Ah, yes. Golf. We’ve heard of greenwashing and pinkwashing — sneaky advertising tricks to disguise the activities of polluters and LGBTQ haters — but Saudi Arabia is the first country I’ve heard of to deploy golfwashing as a means of rehabilitating its reputation. If you don’t follow the game, you probably haven’t heard about the LIV scandal, but it’s been a hyper-controversial nine-days wonder in the rarefied atmosphere of professional golf. Reputations have been ruined, friendships have been destroyed, and Tiger Woods turned down a near-billion-dollar offer to participate. As he is already a billionaire, he can do that shit. Heady stuff indeed.
“Golf is a good walk spoiled.” Mark Twain is generally but inaccurately credited with coining that line — Twain died 38 years before the quip appeared in print — but whoever did say it was more right than they knew. The game’s most revered clubs have served as citadels for establishment racism and sexism. The average course in the U.S. uses more than 300,000 gallons of water a day according to Audubon International, and courses in desert climates can go through a million gallons a day maintaining golf’s required and environmentally harmful monoculture ecosystem. That system also requires massive use of chemical pesticides and fertilizers, and all of this takes place over about 150 acres of land that some might argue would be better used for affordable housing or public green space. At present, there are more than 9,000 operating golf courses and country clubs in the U.S. alone, many of them exclusive members-only establishments.
It should go with saying that golf for the most part is a game aimed at the rich, involving exorbitant green fees to get on the course in the first place, an unwieldy and expensive bag of clubs, (plastic) spiked shoes, and the cost of a golf cart if you want to spoil the walk from the jump. Golf for the most part is a throwback, a far less dangerous cousin to thoroughbred horse racing and heavyweight boxing, a post-WWII-era venue for poor folks to watch “the elite” do their thing.
What, you may be asking, does this all have to do with Saudi Arabia?
When Saudi Arabia — in its quest to rehabilitate its gruesome reputation — recently announced the formation of LIV Golf as a competitor to the PGA Tour (the main organizer of men’s professional golf tours in the U.S.), a civil war of sorts erupted. The main impetus provided by the Kingdom of Saudi Arabia was money: Its leaders were throwing hundreds of millions of dollars in prize money into every tournament, so you get a check even if you come in 24th place. The PGA does not do this.
Big names like Greg Norman and Phil Mickelson jumped on board, each making unbelievably embarrassing excuses for Saudi Arabia’s wretched global activities. “These LIV golfers know the Saudis butchered Post contributing columnist Jamal Khashoggi,” writes Rick Reilly for the Post. “They know the Saudis jail dissenters, criminalize homosexuality and oppress women.

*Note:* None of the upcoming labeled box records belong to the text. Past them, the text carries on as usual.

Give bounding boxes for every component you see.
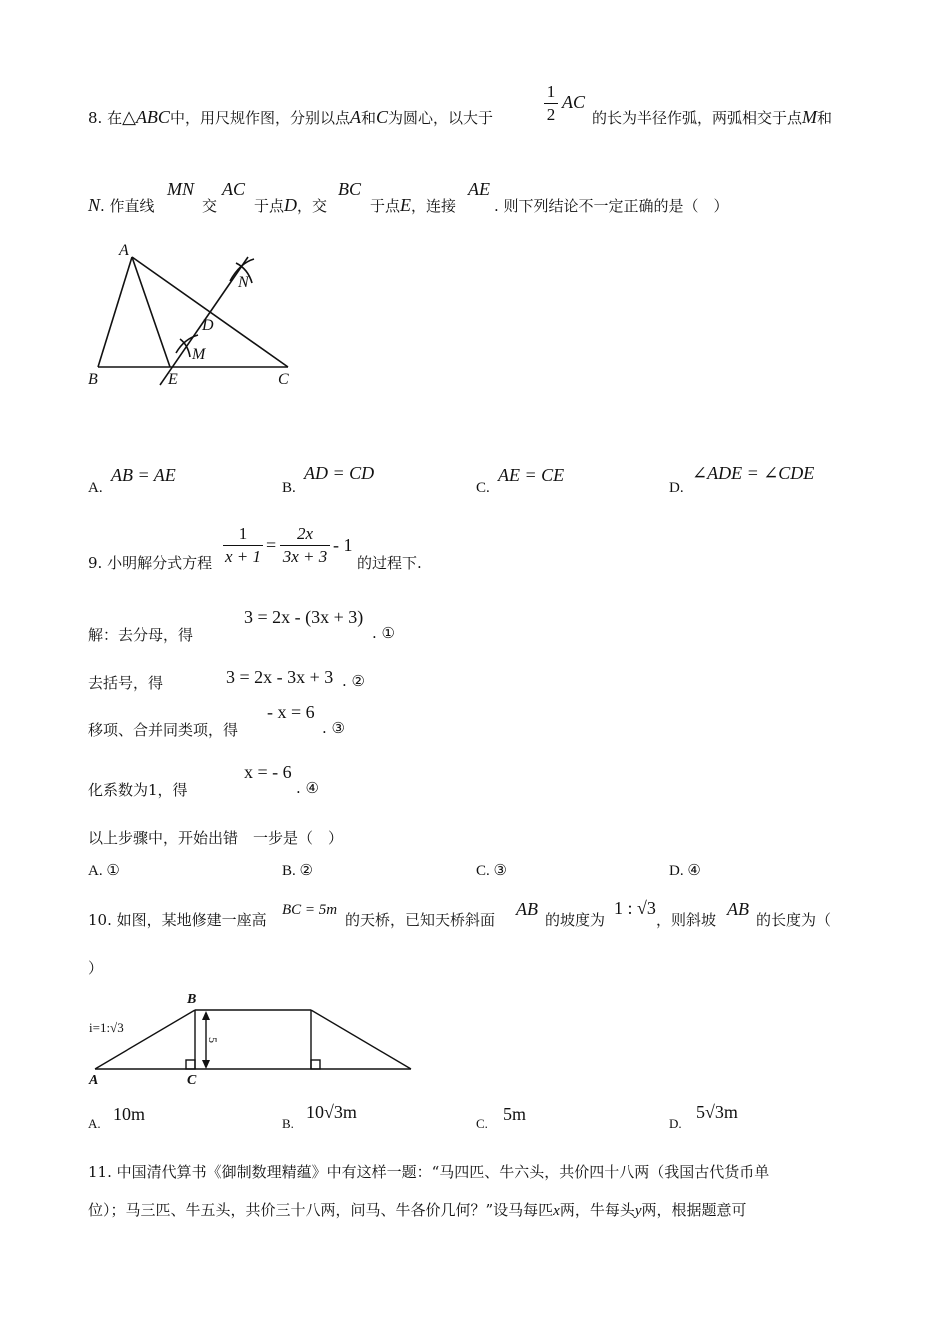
q9-lhs-num: 1: [238, 524, 248, 543]
q9-option-a-letter: A.: [88, 863, 103, 879]
q8-text-j: 于点: [370, 197, 401, 215]
fig10-slope-label: i=1:√3: [89, 1020, 124, 1035]
q10-bc-eq: [282, 902, 337, 919]
fraction-bar: [223, 545, 263, 546]
q9-step2-expr: 3 = 2x - 3x + 3: [226, 667, 334, 687]
q9-step3-label: 移项、合并同类项，得: [88, 721, 239, 739]
arrow-up-icon: [202, 1011, 210, 1020]
q9-option-c-text: ③: [493, 863, 507, 879]
q11-text-b: 两，牛每头: [559, 1201, 635, 1219]
q8-text-g: . 作直线: [100, 197, 155, 215]
q9-lhs-fraction: [223, 524, 263, 567]
q9-step4-mark: . ④: [296, 779, 319, 797]
q9-option-d[interactable]: [669, 861, 701, 880]
q8-line2: [88, 195, 155, 216]
q8-point-m: M: [802, 107, 818, 127]
q8-ae: AE: [468, 179, 490, 199]
q10-ratio: 1 : √3: [614, 898, 656, 918]
fig10-label-a: A: [89, 1073, 99, 1088]
q10-figure: [85, 985, 425, 1095]
q8-abc: ABC: [135, 107, 170, 127]
fig10-height-label: 5: [206, 1037, 220, 1043]
q9-rhs-den: 3x + 3: [282, 547, 328, 566]
q11-text-c: 两，根据题意可: [641, 1201, 747, 1219]
fig8-label-d: D: [202, 317, 214, 334]
q8-text-i: ，交: [297, 197, 328, 215]
q9-option-a[interactable]: [88, 861, 120, 880]
q11-line2: [88, 1199, 747, 1220]
q10-line1-c: 的坡度为: [545, 911, 606, 929]
q8-text-c: 和: [360, 109, 376, 127]
q8-ac: AC: [562, 92, 586, 112]
q8-point-n: N: [88, 195, 101, 215]
q10-option-c-letter[interactable]: C.: [476, 1116, 488, 1131]
fraction-bar: [280, 545, 330, 546]
q9-lhs-den: x + 1: [224, 547, 262, 566]
q10-line1-e: 的长度为（: [756, 911, 832, 929]
q10-line1-a: 10. 如图，某地修建一座高: [88, 911, 267, 929]
q8-point-c: C: [375, 107, 388, 127]
fig8-label-b: B: [88, 371, 98, 388]
q8-option-d[interactable]: ∠ADE = ∠CDE: [692, 463, 815, 483]
q8-line1: [88, 107, 493, 128]
q8-option-d-letter[interactable]: D.: [669, 480, 684, 496]
q8-half-den: 2: [546, 105, 556, 124]
right-angle-right: [311, 1060, 320, 1069]
q10-ab: AB: [516, 899, 538, 919]
q9-rhs-num: 2x: [296, 524, 314, 543]
q9-option-b[interactable]: [282, 861, 313, 880]
q9-option-c-letter: C.: [476, 863, 490, 879]
q11-var-x: x: [553, 1203, 560, 1219]
q10-option-a-letter[interactable]: A.: [88, 1116, 101, 1131]
q9-rhs-fraction: [280, 524, 330, 567]
q8-question-tail: . 则下列结论不一定正确的是（ ）: [494, 197, 729, 215]
q8-figure: [80, 235, 300, 405]
q9-step4-expr: x = - 6: [244, 762, 292, 782]
q9-step1-mark: . ①: [372, 624, 395, 642]
q8-line2-mid2: [370, 195, 456, 216]
q8-half-fraction: [544, 82, 558, 125]
q8-text-e: 的长为半径作弧，两弧相交于点: [592, 109, 803, 127]
q11-text-a: 位）；马三匹、牛五头，共价三十八两，问马、牛各价几何？”设马每匹: [88, 1201, 554, 1219]
q8-option-c-letter[interactable]: C.: [476, 480, 490, 496]
q10-option-c[interactable]: 5m: [503, 1104, 527, 1124]
q8-ac2: AC: [222, 179, 246, 199]
fig8-label-a: A: [119, 242, 129, 259]
fig10-label-c: C: [187, 1073, 197, 1088]
q8-text-a: 8. 在: [88, 109, 123, 127]
q8-text-b: 中，用尺规作图，分别以点: [169, 109, 350, 127]
q8-option-b[interactable]: AD = CD: [304, 463, 375, 483]
q8-option-a[interactable]: AB = AE: [111, 465, 176, 485]
q8-option-b-letter[interactable]: B.: [282, 480, 296, 496]
q9-step2-mark: . ②: [342, 672, 365, 690]
q10-option-d[interactable]: 5√3m: [696, 1102, 738, 1122]
q9-step4-label: 化系数为1，得: [88, 781, 188, 799]
q10-option-b-letter[interactable]: B.: [282, 1116, 294, 1131]
q10-option-b[interactable]: 10√3m: [306, 1102, 357, 1122]
fig8-label-m: M: [192, 346, 206, 363]
q10-line1-d: ，则斜坡: [656, 911, 717, 929]
q9-question: 以上步骤中，开始出错 一步是（ ）: [88, 829, 344, 847]
q8-point-e: E: [400, 195, 412, 215]
q9-equals: =: [266, 535, 277, 555]
q8-half-num: 1: [546, 82, 556, 101]
q10-line1-b: 的天桥，已知天桥斜面: [345, 911, 496, 929]
fraction-bar: [544, 103, 558, 104]
segment-ae: [132, 257, 170, 367]
q10-option-d-letter[interactable]: D.: [669, 1116, 682, 1131]
q11-var-y: y: [634, 1203, 642, 1219]
q9-option-a-text: ①: [106, 863, 120, 879]
slope-ab: [95, 1010, 195, 1069]
q8-intersect: 交: [202, 197, 218, 215]
q8-point-a: A: [349, 107, 361, 127]
q9-minus-one: - 1: [333, 535, 353, 555]
q8-point-d: D: [284, 195, 298, 215]
q8-option-c[interactable]: AE = CE: [498, 465, 565, 485]
q9-step3-expr: - x = 6: [267, 702, 315, 722]
fig10-label-b: B: [187, 992, 197, 1007]
q8-text-k: ，连接: [411, 197, 457, 215]
triangle-symbol: △: [122, 107, 136, 127]
slope-right: [311, 1010, 411, 1069]
q8-text-h: 于点: [254, 197, 285, 215]
q9-intro: 9. 小明解分式方程: [88, 554, 213, 572]
q9-step2-label: 去括号，得: [88, 674, 164, 692]
q10-option-a[interactable]: 10m: [113, 1104, 146, 1124]
segment-ab: [98, 257, 132, 367]
q9-option-b-text: ②: [299, 863, 313, 879]
q8-bc: BC: [338, 179, 362, 199]
fig8-label-n: N: [238, 274, 249, 291]
q9-step3-mark: . ③: [322, 719, 345, 737]
q8-line2-mid: [254, 195, 327, 216]
q8-mn: MN: [167, 179, 194, 199]
q8-text-f: 和: [817, 109, 833, 127]
q9-step1-label: 解：去分母，得: [88, 626, 194, 644]
q10-ab2: AB: [727, 899, 749, 919]
arrow-down-icon: [202, 1060, 210, 1069]
q11-line1: 11. 中国清代算书《御制数理精蕴》中有这样一题：“马四匹、牛六头，共价四十八两（我国古代货币单: [88, 1163, 770, 1181]
q9-option-c[interactable]: [476, 861, 507, 880]
right-angle-c: [186, 1060, 195, 1069]
fig8-label-e: E: [168, 371, 178, 388]
q8-option-a-letter[interactable]: A.: [88, 480, 103, 496]
q9-step1-expr: 3 = 2x - (3x + 3): [244, 607, 364, 627]
q9-option-d-text: ④: [687, 863, 701, 879]
q8-line1-tail: [592, 107, 832, 128]
q8-text-d: 为圆心，以大于: [387, 109, 493, 127]
q9-intro-tail: 的过程下.: [357, 554, 422, 572]
q9-option-b-letter: B.: [282, 863, 296, 879]
q10-bc-eq-text: BC = 5m: [282, 902, 338, 918]
q9-option-d-letter: D.: [669, 863, 684, 879]
fig8-label-c: C: [278, 371, 289, 388]
q10-line2: ）: [88, 959, 104, 977]
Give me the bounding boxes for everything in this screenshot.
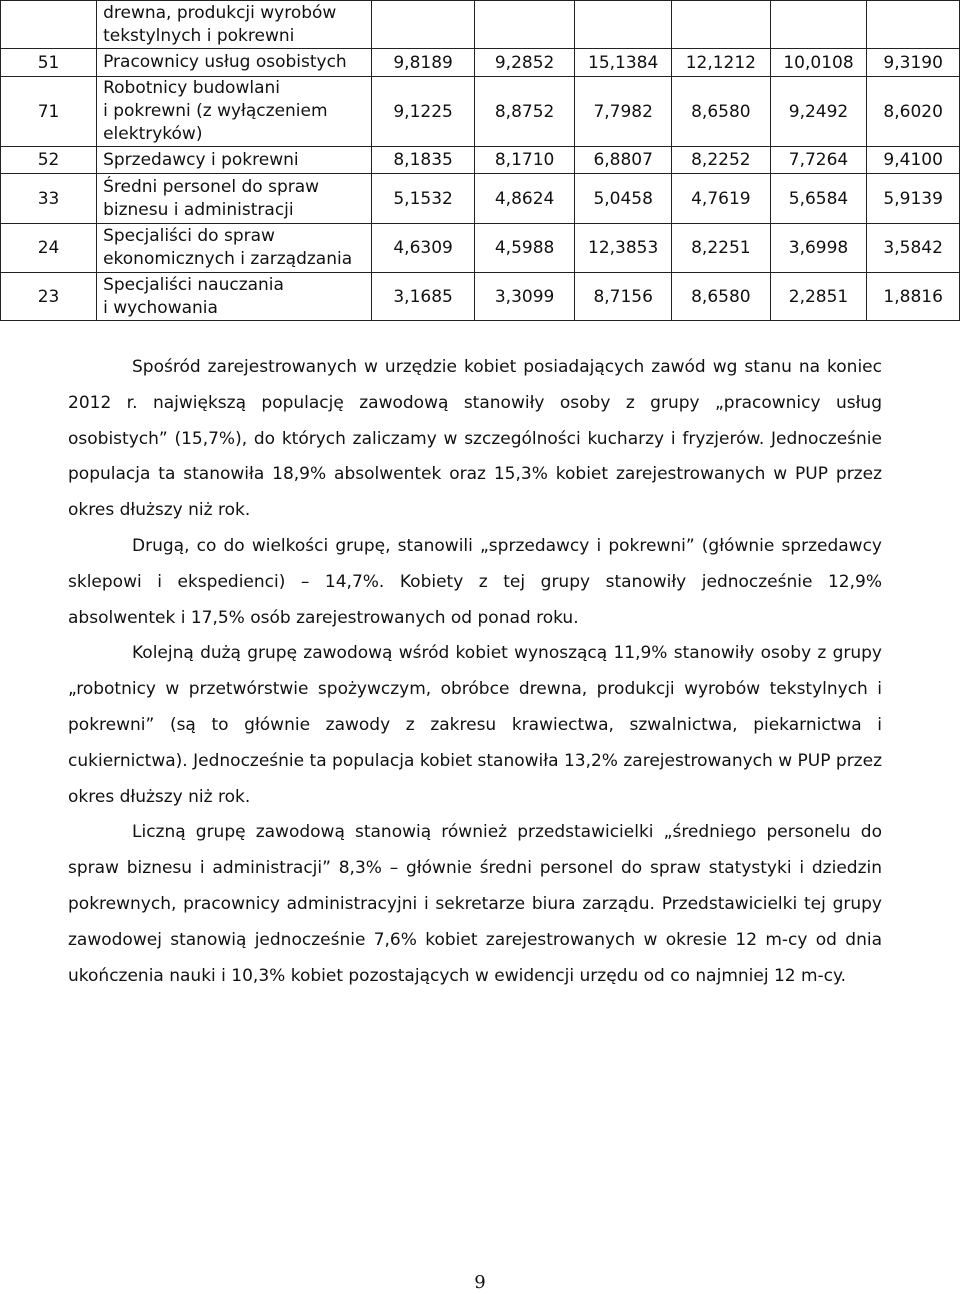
body-text bbox=[68, 350, 882, 994]
value-cell: 8,6020 bbox=[867, 77, 960, 147]
value-cell: 8,6580 bbox=[672, 273, 771, 321]
occupation-cell: drewna, produkcji wyrobów tekstylnych i pokrewni bbox=[97, 1, 372, 49]
value-cell: 5,6584 bbox=[770, 174, 867, 224]
page-number: 9 bbox=[474, 1272, 486, 1293]
occupation-cell: Robotnicy budowlani i pokrewni (z wyłączeniem elektryków) bbox=[97, 77, 372, 147]
value-cell: 3,3099 bbox=[474, 273, 575, 321]
value-cell: 8,1835 bbox=[372, 147, 474, 174]
paragraph: Liczną grupę zawodową stanowią również przedstawicielki „średniego personelu do spraw biznesu i administracji” 8,3% – głównie średni personel do spraw statystyki i dziedzin pokrewnych, pracownicy administracyjni i sekretarze biura zarządu. Przedstawicielki tej grupy zawodowej stanowią jednocześnie 7,6% kobiet zarejestrowanych w okresie 12 m-cy od dnia ukończenia nauki i 10,3% kobiet pozostających w ewidencji urzędu od co najmniej 12 m-cy. bbox=[68, 822, 882, 986]
value-cell: 3,1685 bbox=[372, 273, 474, 321]
occupation-cell: Średni personel do spraw biznesu i administracji bbox=[97, 174, 372, 224]
value-cell: 5,1532 bbox=[372, 174, 474, 224]
table-row bbox=[1, 273, 960, 321]
value-cell: 4,5988 bbox=[474, 224, 575, 273]
value-cell: 15,1384 bbox=[575, 49, 672, 77]
value-cell: 9,4100 bbox=[867, 147, 960, 174]
code-cell: 52 bbox=[1, 147, 97, 174]
value-cell: 9,3190 bbox=[867, 49, 960, 77]
value-cell: 8,6580 bbox=[672, 77, 771, 147]
value-cell: 9,8189 bbox=[372, 49, 474, 77]
table-row bbox=[1, 147, 960, 174]
value-cell: 9,1225 bbox=[372, 77, 474, 147]
table-row bbox=[1, 224, 960, 273]
occupation-cell: Specjaliści do spraw ekonomicznych i zarządzania bbox=[97, 224, 372, 273]
table-row bbox=[1, 174, 960, 224]
code-cell: 71 bbox=[1, 77, 97, 147]
paragraph: Kolejną dużą grupę zawodową wśród kobiet wynoszącą 11,9% stanowiły osoby z grupy „robotnicy w przetwórstwie spożywczym, obróbce drewna, produkcji wyrobów tekstylnych i pokrewni” (są to głównie zawody z zakresu krawiectwa, szwalnictwa, piekarnictwa i cukiernictwa). Jednocześnie ta populacja kobiet stanowiła 13,2% zarejestrowanych w PUP przez okres dłuższy niż rok. bbox=[68, 643, 882, 807]
value-cell: 4,7619 bbox=[672, 174, 771, 224]
value-cell: 2,2851 bbox=[770, 273, 867, 321]
value-cell: 7,7982 bbox=[575, 77, 672, 147]
value-cell: 8,2252 bbox=[672, 147, 771, 174]
paragraph: Spośród zarejestrowanych w urzędzie kobiet posiadających zawód wg stanu na koniec 2012 r. największą populację zawodową stanowiły osoby z grupy „pracownicy usług osobistych” (15,7%), do których zaliczamy w szczególności kucharzy i fryzjerów. Jednocześnie populacja ta stanowiła 18,9% absolwentek oraz 15,3% kobiet zarejestrowanych w PUP przez okres dłuższy niż rok. bbox=[68, 357, 882, 521]
value-cell: 10,0108 bbox=[770, 49, 867, 77]
paragraph: Drugą, co do wielkości grupę, stanowili „sprzedawcy i pokrewni” (głównie sprzedawcy sklepowi i ekspedienci) – 14,7%. Kobiety z tej grupy stanowiły jednocześnie 12,9% absolwentek i 17,5% osób zarejestrowanych od ponad roku. bbox=[68, 535, 882, 628]
code-cell: 33 bbox=[1, 174, 97, 224]
value-cell: 9,2492 bbox=[770, 77, 867, 147]
occupation-cell: Sprzedawcy i pokrewni bbox=[97, 147, 372, 174]
value-cell: 5,0458 bbox=[575, 174, 672, 224]
value-cell: 5,9139 bbox=[867, 174, 960, 224]
value-cell: 8,2251 bbox=[672, 224, 771, 273]
value-cell: 8,1710 bbox=[474, 147, 575, 174]
table-row bbox=[1, 77, 960, 147]
occupation-cell: Pracownicy usług osobistych bbox=[97, 49, 372, 77]
value-cell: 8,7156 bbox=[575, 273, 672, 321]
code-cell: 24 bbox=[1, 224, 97, 273]
code-cell: 23 bbox=[1, 273, 97, 321]
table-row bbox=[1, 49, 960, 77]
table-row-continued bbox=[1, 1, 960, 49]
code-cell bbox=[1, 1, 97, 49]
occupation-table bbox=[0, 0, 960, 321]
value-cell: 9,2852 bbox=[474, 49, 575, 77]
occupation-cell: Specjaliści nauczania i wychowania bbox=[97, 273, 372, 321]
value-cell: 7,7264 bbox=[770, 147, 867, 174]
value-cell: 12,1212 bbox=[672, 49, 771, 77]
value-cell: 6,8807 bbox=[575, 147, 672, 174]
value-cell: 1,8816 bbox=[867, 273, 960, 321]
value-cell: 3,5842 bbox=[867, 224, 960, 273]
value-cell: 12,3853 bbox=[575, 224, 672, 273]
code-cell: 51 bbox=[1, 49, 97, 77]
value-cell: 3,6998 bbox=[770, 224, 867, 273]
value-cell: 4,8624 bbox=[474, 174, 575, 224]
value-cell: 4,6309 bbox=[372, 224, 474, 273]
value-cell: 8,8752 bbox=[474, 77, 575, 147]
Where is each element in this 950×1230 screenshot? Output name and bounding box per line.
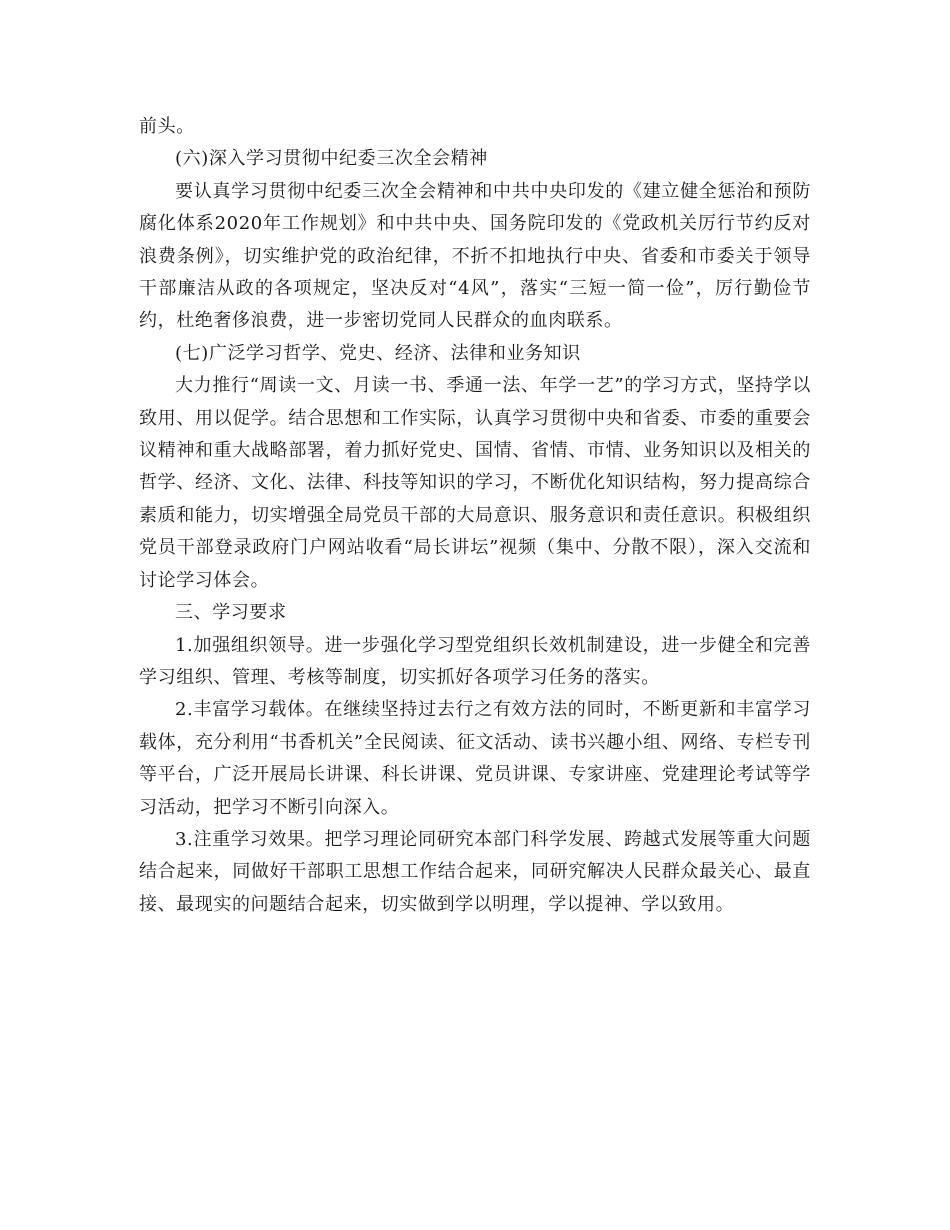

And in response, the players have sent a message loud and clear: We don’t care. We want bigger jets.”
Make no mistake: The PGA is not staffed by saints. The institution itself has long been a bastion of racist and sexist ideologies, as Lex Pryor eloquently explains: “If golf is to transform, it must first face the inescapable and foundational truth that while it has meant many things over the years — money, power, leisure — it has above all meant whiteness.” Adding insult to insult, spectators at Tour events can expect to pay $18 for a beer.
Now, thanks to LIV Golf and Saudi Arabia, the game stands on the cusp of representing the indefensible obfuscation of butchery and terrorism, and all in the name of more money, please. Golf was never perfect and already has quite a bit to answer for, but the road to that redemption does not pass through the Saudi palace. President Biden is about to find that out the hard way.